No road markings and signs in Chinese English add to the sport. Then Kenyans need only the slightest blockage to provoke a mass crossing of carriageways, a zigzagging up verges, and a pointing of bonnets in every direction you can imagine. Grand Theft Auto has nothing on this.
But the fact is that roads kill more Africans than anything else on this Continent. More than Malaria; more than AIDS. From the quietly disciplined tarmac of Rwandan highways to the gridlock that is greater Lagos, the body count is mounting.
So while this continues, and while our leaders plan multi-lane elevated highways (wait for the accidents on those), I think there is an opportunity for brands to help out.
First of all, brands are great communicators. And the people who build brands consider their target audiences (in this case groups most at risk on the road) look for insights (attitudes to road use, vehicle serviceability, actually qualifying for a driving licence) and develop clear messaging.
They then look for professional advice on how to communicate those messages with impact. Pardon the pun.
People who authorise and participate in road building programmes are, by contrast, weak communicators. At the top level they are the kind of people who say; ‘ Ghanaians should be aware of the prevailing risk of road accidents.’
At the middle level they put up signs that say: ‘No left turn where it used to be.’ And at the operational level they wave coloured flags at the competing torrents of traffic and then run away when an accident happens.
Secondly, brands and marketer are all about results. They define an objective; break it down into manageable activities, and relevant find ways to measure the impact of those activities.
A marketer would be unlikely to set as his target the percentage of ECOWAS delegates who truly believe that concrete actions have been put in place to moderate the affliction of road mortality.
He would instead perhaps aim to reduce pedestrian deaths on the Mombasa to Kampala corridor by 30% over 3 years.
Thirdly, brands in Africa need to demonstrate a genuine involvement that betters the lives of their consumers. Particularly the brands arriving in haste - from China and Brazil, France and America.
So, which brands should? Well, obvious candidates are the motor vehicle, insurance and petroleum companies. I’m aware of Yamaha developing motorcycle skills programmes in Kenya, and Total Petroleum making a long-term commitment to safety on Africa’s road transport corridors.

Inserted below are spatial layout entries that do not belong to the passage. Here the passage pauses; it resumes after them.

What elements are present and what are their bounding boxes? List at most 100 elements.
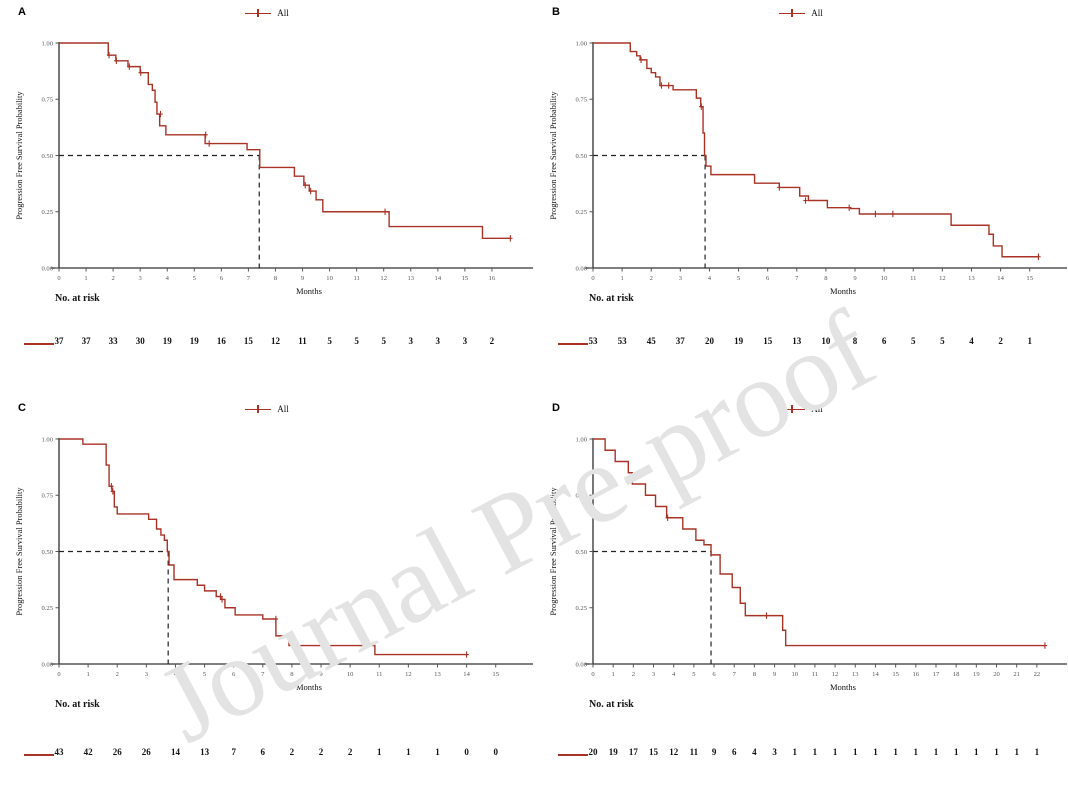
legend-label: All	[811, 404, 823, 414]
censor-mark-icon	[508, 235, 513, 242]
risk-number: 43	[54, 747, 64, 757]
x-tick-label: 20	[993, 671, 1000, 678]
y-tick-label: 0.50	[575, 153, 587, 160]
x-tick-label: 6	[232, 671, 236, 678]
x-tick-label: 12	[405, 671, 412, 678]
x-tick-label: 11	[376, 671, 382, 678]
risk-number: 2	[998, 336, 1003, 346]
censor-mark-icon	[106, 51, 112, 59]
censor-mark-icon	[308, 187, 313, 195]
x-tick-label: 13	[434, 671, 441, 678]
censor-mark-icon	[666, 82, 671, 89]
x-tick-label: 14	[463, 671, 470, 678]
risk-number: 13	[792, 336, 802, 346]
panel-b: B All 0.00 0.25 0.50 0.75 1.00 0 1 2 3 4 5 6 7 8 9 10 11…	[534, 0, 1068, 396]
y-tick-label: 0.75	[41, 97, 53, 104]
panel-b-legend: All	[534, 8, 1068, 18]
x-tick-label: 8	[753, 671, 757, 678]
panel-a-risk-row: 37 37 33 30 19 19 16 15 12 11 5 5 5 3 3 3 2	[0, 333, 534, 355]
risk-number: 42	[83, 747, 93, 757]
x-tick-label: 14	[435, 275, 442, 282]
x-tick-label: 1	[86, 671, 89, 678]
panel-c-legend: All	[0, 404, 534, 414]
x-tick-label: 12	[939, 275, 946, 282]
x-tick-label: 3	[145, 671, 149, 678]
risk-number: 4	[752, 747, 757, 757]
panel-c-risk-row: 43 42 26 26 14 13 7 6 2 2 2 1 1 1 0 0	[0, 744, 534, 766]
risk-number: 5	[354, 336, 359, 346]
legend-label: All	[277, 8, 289, 18]
censor-mark-icon	[803, 197, 808, 204]
x-tick-label: 17	[933, 671, 940, 678]
risk-number: 7	[231, 747, 236, 757]
risk-legend-line	[24, 754, 54, 756]
censor-mark-icon	[1036, 253, 1041, 260]
censor-mark-icon	[110, 488, 116, 495]
censor-mark-icon	[847, 204, 852, 211]
x-tick-label: 7	[261, 671, 265, 678]
risk-number: 15	[649, 747, 658, 757]
y-tick-label: 0.00	[41, 265, 53, 272]
risk-number: 6	[731, 747, 737, 757]
x-tick-label: 4	[174, 671, 178, 678]
x-tick-label: 7	[733, 671, 737, 678]
risk-number: 11	[298, 336, 307, 346]
x-tick-label: 7	[247, 275, 251, 282]
panel-d-letter: D	[552, 402, 561, 414]
x-tick-label: 3	[679, 275, 683, 282]
x-tick-label: 4	[672, 671, 676, 678]
y-tick-label: 0.00	[575, 661, 587, 668]
x-tick-label: 11	[353, 275, 359, 282]
risk-number: 1	[994, 747, 999, 757]
risk-number: 30	[135, 336, 145, 346]
x-tick-label: 2	[632, 671, 635, 678]
legend-line-marker-icon	[779, 8, 806, 18]
x-tick-label: 12	[832, 671, 839, 678]
risk-number: 9	[711, 747, 717, 757]
x-tick-label: 4	[708, 275, 712, 282]
legend-line-marker-icon	[245, 8, 272, 18]
x-tick-label: 3	[139, 275, 143, 282]
x-tick-label: 15	[1026, 275, 1033, 282]
x-tick-label: 0	[591, 671, 595, 678]
risk-legend-line	[558, 343, 588, 345]
censor-mark-icon	[764, 612, 769, 619]
risk-number: 26	[112, 747, 122, 757]
panel-c: C All 0.00 0.25 0.50 0.75 1.00 0 1 2 3 4 5 6 7 8 9 10 11…	[0, 396, 534, 792]
risk-number: 4	[969, 336, 974, 346]
legend-label: All	[811, 8, 823, 18]
y-tick-label: 0.00	[575, 265, 587, 272]
risk-number: 1	[913, 747, 919, 757]
censor-mark-icon	[665, 514, 670, 521]
panel-b-plot: 0.000.250.500.751.000 1 2 3 4 5 6 7 8 9 10 11 12 13 14…	[548, 40, 1067, 296]
survival-curve	[59, 438, 467, 656]
x-axis-label: Months	[296, 286, 322, 296]
x-tick-label: 6	[220, 275, 224, 282]
y-tick-label: 1.00	[41, 436, 53, 443]
risk-number: 5	[911, 336, 916, 346]
x-tick-label: 16	[913, 671, 920, 678]
x-axis-label: Months	[830, 286, 856, 296]
y-tick-label: 0.25	[41, 605, 53, 612]
censor-mark-icon	[158, 110, 163, 118]
x-tick-label: 2	[116, 671, 119, 678]
censor-mark-icon	[699, 103, 704, 110]
censor-mark-icon	[1042, 642, 1048, 649]
risk-number: 1	[953, 747, 959, 757]
risk-number: 1	[893, 747, 898, 757]
x-tick-label: 10	[347, 671, 354, 678]
risk-number: 2	[289, 747, 295, 757]
survival-curve	[593, 438, 1045, 647]
risk-legend-line	[558, 754, 588, 756]
risk-number: 37	[81, 336, 91, 346]
risk-number: 1	[1014, 747, 1019, 757]
panel-b-letter: B	[552, 6, 561, 18]
risk-number: 5	[327, 336, 332, 346]
x-tick-label: 9	[301, 275, 305, 282]
panel-d-plot: 0.000.250.500.751.000 1 2 3 4 5 6 7 8 9 10 11 12 13 14…	[548, 436, 1067, 692]
risk-number: 1	[933, 747, 939, 757]
risk-number: 1	[812, 747, 818, 757]
risk-number: 8	[852, 336, 858, 346]
y-axis-label: Progression Free Survival Probability	[548, 91, 558, 220]
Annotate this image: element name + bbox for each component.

But there’s no reason why Banks and mobile phone companies can’t help. In fact any brand whose DNA is about helping lift customers out of their present circumstance.
And how should we go about it? Well we should make as much use as we can of ambient media. The messaging opportunities that line the roadsides. The menus at fast food joints, the exit ramps at filling stations. We should harness the power of mobile digital as it sweeps the Continent.
But more than channels what is needed is long-term consistency of message. Africa is littered with the torn posters and faded metal signs of once-proud individual road safety campaigns. Look on these works, ye mighty and despair.
Let’s not wait until road mortality deprives marketers of market opportunities. Partnerships created by companies who understand brands could fast track road safety success in Africa. First up, how about a toothpaste brand to paint nice, bright, confident white lines on the Thika highway?